Ateş yetmiyor mu, ateş ile beraber kırgınlık, halsizlik mi şart, hangi bulgular varsa tabloda yer alacak, hangi bulgular olmadı mı istatistiğe girmeyecek?
E şahıs pozitif..
Ama tabloda değil.
Sonra virüs neden yayıldı diye sormak da garip değil mi?
Gerçek sayılar tam olarak açıklansa, kelimenin tam anlamıyla olsa vatandaş daha bir gerçeği görse daha ciddiye almaz mı hastalığı?
Tamam, ekonomik kaygı ve sebepler ülkemizde olduğu gibi tüm dünyada virüsün önüne geçmiş görünüyor da doğru mu?..
Çökme ihtimali olan bir sağlık sistemi ile hastalığın durdurulamadığı bir ülkede hangi ekonomiyi sağlıklı bir yapıya döndürebilirsiniz ki?
Bununla beraber yine biliyoruz ki Sayın Sağlık Bakanı, bakanlar arasında en sempatik bulunan, en tanınan ve takdir edilenlerin başında geliyor; gösterdiği çabayı takdir etmemek de haksızlık olur.
Ancak bu son açıklamaların ister istemez bir hayal kırıklığı oluşturduğu da açık.
Günümüz dünyasında artık her veri, konu ne olursa olsun, birden fazla kaynaktan sorgulanıyor, doğrulanıyor.
O nedenle şu an Türkiye’nin Corona tablosu tam bir kafa karışıklığına sebep olmuş durumda?
Artık vaka ne, hasta kim, her hasta vaka değil mi, her vaka hasta değil mi; hangi belirtiler varsa vaka, hangisi yoksa bir şeyi yok?..
Velhasıl muamma bir belirsizliğin tam ortasındayız anladığımız.

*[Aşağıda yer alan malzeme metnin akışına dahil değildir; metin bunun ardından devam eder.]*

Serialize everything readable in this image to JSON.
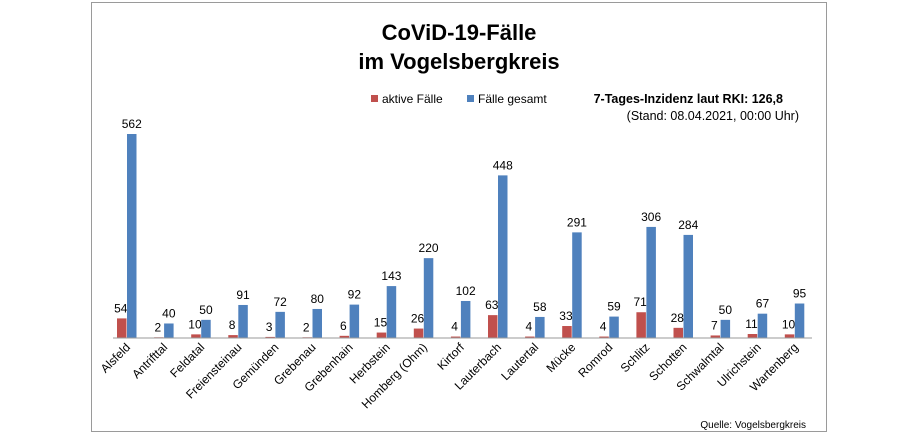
{
  "chart_data": {
    "type": "bar",
    "title_line1": "CoViD-19-Fälle",
    "title_line2": "im Vogelsbergkreis",
    "incidence_note": "7-Tages-Inzidenz laut RKI: 126,8",
    "date_note": "(Stand: 08.04.2021, 00:00 Uhr)",
    "source": "Quelle: Vogelsbergkreis",
    "legend_position": "top-center",
    "grid": false,
    "ylim": [
      0,
      600
    ],
    "categories": [
      "Alsfeld",
      "Antrifttal",
      "Feldatal",
      "Freiensteinau",
      "Gemünden",
      "Grebenau",
      "Grebenhain",
      "Herbstein",
      "Homberg (Ohm)",
      "Kirtorf",
      "Lauterbach",
      "Lautertal",
      "Mücke",
      "Romrod",
      "Schlitz",
      "Schotten",
      "Schwalmtal",
      "Ulrichstein",
      "Wartenberg"
    ],
    "series": [
      {
        "name": "aktive Fälle",
        "color": "#c0504d",
        "values": [
          54,
          2,
          10,
          8,
          3,
          2,
          6,
          15,
          26,
          4,
          63,
          4,
          33,
          4,
          71,
          28,
          7,
          11,
          10
        ]
      },
      {
        "name": "Fälle gesamt",
        "color": "#4f81bd",
        "values": [
          562,
          40,
          50,
          91,
          72,
          80,
          92,
          143,
          220,
          102,
          448,
          58,
          291,
          59,
          306,
          284,
          50,
          67,
          95
        ]
      }
    ]
  }
}
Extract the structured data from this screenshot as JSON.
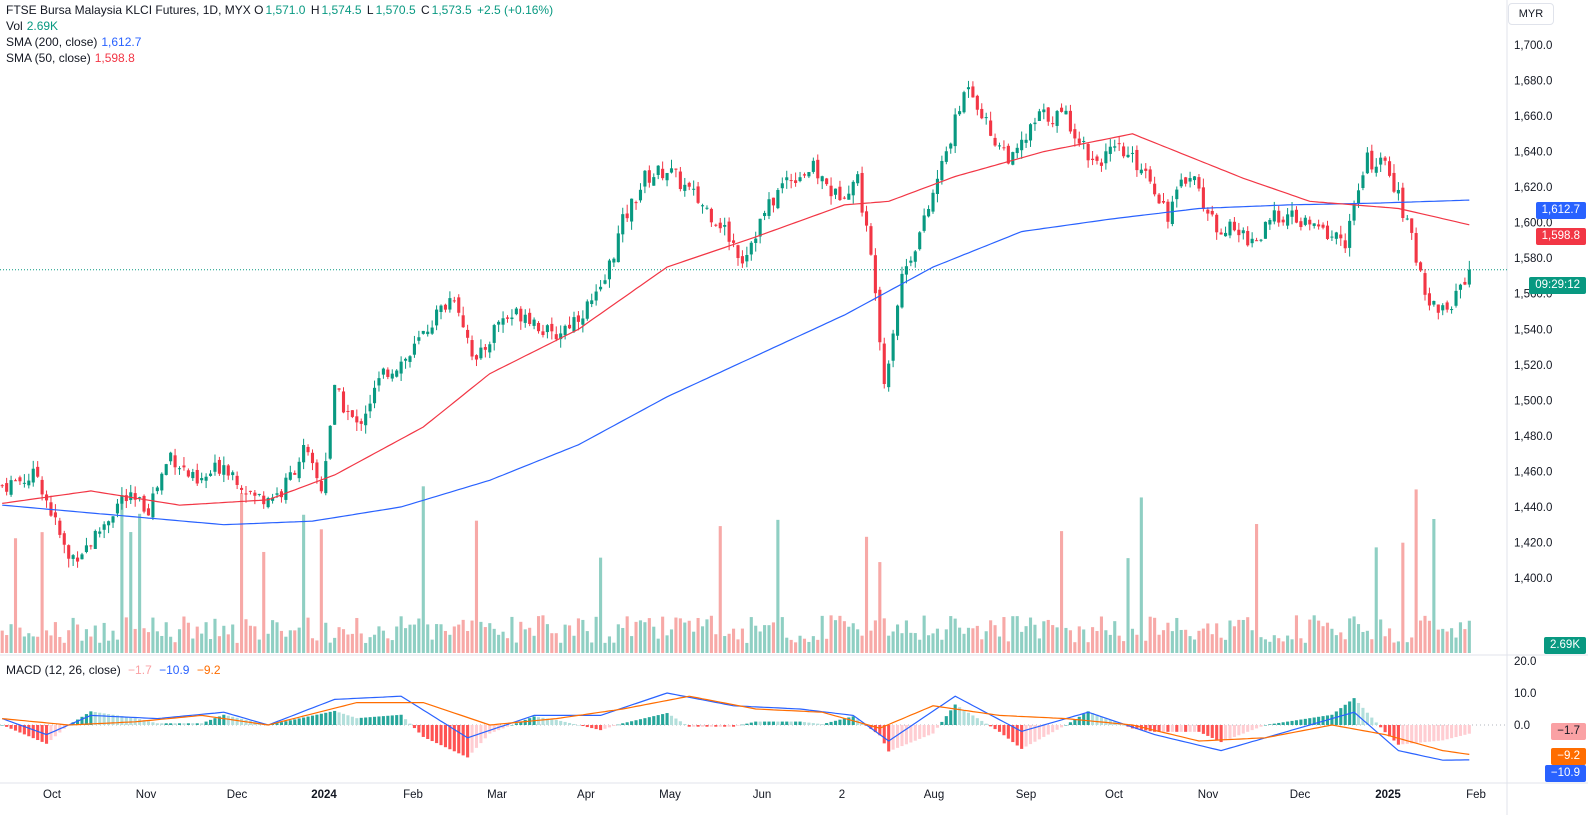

Tüm bunlarla beraber gün içi gelen ikinci açıklama da bir kez daha aynı kafa karışıklığının sürmesine sebep oldu; verilerle ilgili bir de “ulusal çıkar” gerekçesi geldi.
Ulusal çıkarlar; bizim bildiğimiz kadarıyla her zaman doğrulardan sapmamak değil midir?
Doğru, acı da verse tek yönümüz olmalıdır.
Oradan şaşarsak bilinmezliğin ortasındayız demektir.